A social insurance system like JKN pools risk from all individuals in Indonesia: healthy people with low cost to sicker people with higher cost. There is neither premium difference nor restrictions for the elderly and people with pre-existing illness.
It pays a fixed amount to hospitals: inpatient and outpatient under a standardized coding mechanism called the Indonesia Case Based Groups (INA-CBGs).
Every disease group and procedure has an INA-CBG code that corresponds to a nominal payment. For example, the caesarean code O-6-10-I corresponds to Rp 4.4 million (US$380). Similarly, circumcision code V-1-15-I corresponds to Rp 3.4 million in payment.

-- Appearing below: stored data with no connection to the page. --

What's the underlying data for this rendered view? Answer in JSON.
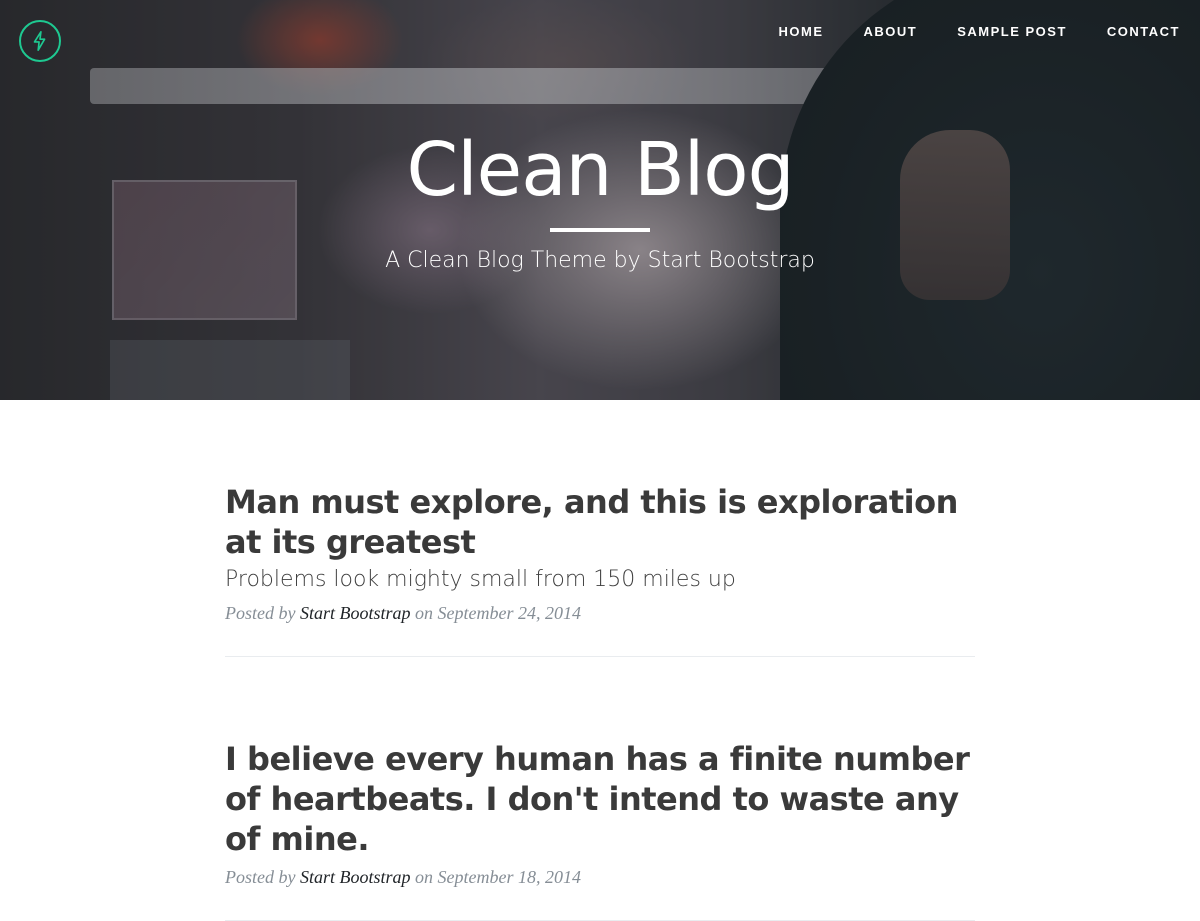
{
  "nav": {
    "brand_icon": "lightning-bolt-icon",
    "accent_color": "#1ec991",
    "links": [
      {
        "label": "HOME"
      },
      {
        "label": "ABOUT"
      },
      {
        "label": "SAMPLE POST"
      },
      {
        "label": "CONTACT"
      }
    ]
  },
  "header": {
    "title": "Clean Blog",
    "subtitle": "A Clean Blog Theme by Start Bootstrap"
  },
  "posts": [
    {
      "title": "Man must explore, and this is exploration at its greatest",
      "subtitle": "Problems look mighty small from 150 miles up",
      "meta_prefix": "Posted by",
      "author": "Start Bootstrap",
      "meta_on": "on",
      "date": "September 24, 2014"
    },
    {
      "title": "I believe every human has a finite number of heartbeats. I don't intend to waste any of mine.",
      "subtitle": "",
      "meta_prefix": "Posted by",
      "author": "Start Bootstrap",
      "meta_on": "on",
      "date": "September 18, 2014"
    }
  ]
}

As inferred from the examples, some codes have a high profit margin; while others have low or negative profit margin. Since 2009, hospitals using INA-CBGs have been able to sustain their expenditure by making a cross-subsidy between profitable codes and unprofitable codes.
Further, within the same code, some patients see higher costs associated with their use of drugs and services. Similarly, hospitals are able to sustain their expenditure because the cost of many patients averages out the reimbursement nominal.
Unlike JKN, which includes all beneficiaries regardless of their disease status, private insurance companies can screen their beneficiaries to cherry pick the profitable cases.
If, for example, cancer and cardiovascular codes are unprofitable, insurance companies can reject people with a history of these diseases. Similarly, insurance companies can put an age restriction to their enrollment criteria.
Now back to our problem with the current COB scheme: access to out-of-network hospitals.
When private insurance companies move profitable patients to their affiliated hospitals, JKN hospitals will now care a sicker, less profitable set of population.
They will not be able to cross-subsidy between codes, thus, will not be able to sustain a profitable business with JKN. Once their business become unprofitable, private hospitals will drop out from JKN network, reducing access to JKN beneficiaries.
Further, public hospitals will operate unprofitably. They will either have to be constantly bailed out or reduce their service quality.
A similar case happened in Chile in 1981. Chileans were allowed to purchase private insurance on top of their national health insurance program FONASA (equivalent to JKN). Private insurers rejected pre-existing conditions and older beneficiaries; leaving the old, the poor and the sick in FONASA while picking the profitable patients to their private system.
This causes a transfer of funds from the public system to the private system, creating a deficit.
Allowing the current COB scheme to continue will result in the Indonesian health system becoming somewhat similar to Chile's FONASA program, which is low quality and only used by people who cannot afford private insurance. This is not what we want for JKN.
COB should instead be applied to all JKN hospitals and not to out-of network hospitals. This will reflect the primary function of COB while still preventing insurance companies from moving profitable patients across institutions, allowing JKN hospitals to have a sustainable business, and keeping the quality of our healthcare services.
The writer is a Harvard School of Public Health student in health policy in Cambridge, Massachusetts, the US, and a former employee of the Health Ministry, dealing with healthcare reform.